The biggest threat to the United States and other global economies remains the continued, heightened uncertainty created by the COVID-19 pandemic.

The expected spike in U.S. GDP in the third quarter of 2020 amid the lifting of COVID-19 restrictions is unlikely to be sustained through the fourth quarter, as indicators of economic health in future months will be bleaker. The September payrolls report, for one, did not include several large-scale layoffs in the past weeks, including a drop in federal employment from the beginning of layoffs of temporary census workers. Major companies announcing layoffs or furloughs that will be reflected in October data include American Airlines (19,000), United Airlines (13,000), and the Walt Disney Company (28,000). International employers announcing worldwide layoffs were Continental Tire (20-30,000), and Royal Dutch Shell (9,000). Looking forward, other factors affecting the sustainability of current growth drivers include:

  • According to Black Knight Mortgage Monitor, an estimated 6.9 percent of mortgages, more than 3.6 million, were delinquent as of end-August. This is a slight decline from the delinquent mortgages reported in July, but still 3.7 percentage points higher than before the COVID-19 crisis. The number of mortgages in serious delinquency (90+ days past due) has also increased by 5 percent, and an additional $3.4 million in mortgages are in forbearance.
  • An estimated 13 million American adults were behind on rent in September, according to the U.S. Census Bureau’s Pulse Survey, or 17 percent of U.S. renters. At the same time, 23 million adults reported not having sufficient food in the week ending Sept. 14.
  • As of mid-August, 29 large retail stores had filed for bankruptcy protection, according to data published by the Wall Street Journal. The total number of retail giants filing for bankruptcy is expected to reach 48 before the end of this year, compared with the 22 companies that filed in 2019.
  • US job openings declined in August, the first time in four months according to the Department of Labor on October 6.

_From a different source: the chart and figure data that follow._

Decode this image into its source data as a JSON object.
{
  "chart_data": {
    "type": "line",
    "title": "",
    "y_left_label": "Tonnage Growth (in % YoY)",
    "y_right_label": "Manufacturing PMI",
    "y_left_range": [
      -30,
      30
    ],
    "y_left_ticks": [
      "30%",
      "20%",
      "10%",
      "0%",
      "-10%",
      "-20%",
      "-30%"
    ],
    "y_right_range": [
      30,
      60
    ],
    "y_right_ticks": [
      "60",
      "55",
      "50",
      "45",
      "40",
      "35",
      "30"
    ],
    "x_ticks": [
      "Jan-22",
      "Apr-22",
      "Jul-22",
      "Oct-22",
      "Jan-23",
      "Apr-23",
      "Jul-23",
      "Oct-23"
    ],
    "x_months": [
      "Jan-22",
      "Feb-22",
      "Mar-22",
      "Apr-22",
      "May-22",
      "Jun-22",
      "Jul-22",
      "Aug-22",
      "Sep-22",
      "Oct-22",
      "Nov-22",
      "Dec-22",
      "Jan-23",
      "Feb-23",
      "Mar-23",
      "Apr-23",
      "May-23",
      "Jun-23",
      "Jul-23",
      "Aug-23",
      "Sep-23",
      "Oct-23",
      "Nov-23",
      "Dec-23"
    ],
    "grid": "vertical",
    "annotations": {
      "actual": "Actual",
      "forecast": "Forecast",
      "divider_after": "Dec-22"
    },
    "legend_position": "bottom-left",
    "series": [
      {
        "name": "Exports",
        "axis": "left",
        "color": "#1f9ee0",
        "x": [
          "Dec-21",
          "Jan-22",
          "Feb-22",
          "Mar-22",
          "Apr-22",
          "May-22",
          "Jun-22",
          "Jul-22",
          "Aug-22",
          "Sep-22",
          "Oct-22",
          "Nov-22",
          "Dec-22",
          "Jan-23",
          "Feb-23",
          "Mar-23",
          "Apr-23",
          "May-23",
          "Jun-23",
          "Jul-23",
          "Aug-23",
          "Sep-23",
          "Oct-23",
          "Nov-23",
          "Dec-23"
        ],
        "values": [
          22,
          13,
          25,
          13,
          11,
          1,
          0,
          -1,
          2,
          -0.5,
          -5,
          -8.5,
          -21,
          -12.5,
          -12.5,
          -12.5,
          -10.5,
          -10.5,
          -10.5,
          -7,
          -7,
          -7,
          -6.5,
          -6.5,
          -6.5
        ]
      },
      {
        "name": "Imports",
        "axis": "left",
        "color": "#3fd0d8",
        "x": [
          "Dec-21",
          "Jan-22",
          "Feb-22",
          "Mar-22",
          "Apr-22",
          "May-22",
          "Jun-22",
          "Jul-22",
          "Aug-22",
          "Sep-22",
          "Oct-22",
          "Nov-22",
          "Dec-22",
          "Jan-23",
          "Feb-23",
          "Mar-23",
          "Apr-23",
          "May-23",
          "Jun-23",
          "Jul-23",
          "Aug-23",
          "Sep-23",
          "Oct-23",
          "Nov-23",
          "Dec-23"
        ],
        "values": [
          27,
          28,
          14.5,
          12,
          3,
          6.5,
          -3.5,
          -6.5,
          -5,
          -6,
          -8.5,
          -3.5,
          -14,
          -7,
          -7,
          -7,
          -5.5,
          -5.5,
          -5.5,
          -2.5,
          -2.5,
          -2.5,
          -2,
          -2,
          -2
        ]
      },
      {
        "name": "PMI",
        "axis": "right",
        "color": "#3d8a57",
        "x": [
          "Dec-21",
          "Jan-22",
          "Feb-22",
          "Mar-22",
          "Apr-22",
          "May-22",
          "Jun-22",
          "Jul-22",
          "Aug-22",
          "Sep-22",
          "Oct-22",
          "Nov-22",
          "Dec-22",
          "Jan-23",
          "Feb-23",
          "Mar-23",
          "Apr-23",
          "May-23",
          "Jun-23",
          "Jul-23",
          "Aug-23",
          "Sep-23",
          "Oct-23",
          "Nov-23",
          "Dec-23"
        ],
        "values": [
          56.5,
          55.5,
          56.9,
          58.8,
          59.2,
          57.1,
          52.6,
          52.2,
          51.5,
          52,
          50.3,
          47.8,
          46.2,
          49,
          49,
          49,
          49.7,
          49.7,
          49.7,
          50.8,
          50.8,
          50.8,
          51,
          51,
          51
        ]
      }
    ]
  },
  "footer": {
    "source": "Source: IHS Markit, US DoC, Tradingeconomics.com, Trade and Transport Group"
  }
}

The continued lack of new economic stimulus from the federal government is also slowing the U.S. recovery. Fiscal measures, including disbursement of government stimulus checks in recent months and the end of the Paycheck Protection Program, have helped support consumer spending. Average hourly earnings were up slightly again in September, although gains were exaggerated by an upward shift among low-income workers. With a continued lapse in enhanced federal unemployment benefits, additional increases will be difficult. An effort on Oct.2 to restart assistance to U.S. airlines was killed in the House of Representatives, and there is no guarantee that any compromise reached between House Speaker Nancy Pelosi and Treasury Secretary Steven Mnuchin would pass the Senate. Congress also has yet to agree on a plan to provide federal assistance to cash-strapped U.S. states, meaning the next wave of layoffs could include state and local employees.

The uncertainty surrounding Trump’s health and the status of fiscal negotiations in Washington, combined with the expected dearth of new economic data, will be reflected in market volatility in the coming days. It’s too soon to say whether a relaxation of lockdown measures will be reversed or more people decide to take additional precautions. But until there is a viable vaccine that can be widely trusted and distributed among the U.S. population, American consumers and businesses will remain reluctant to resume their pre-pandemic spending and investment habits.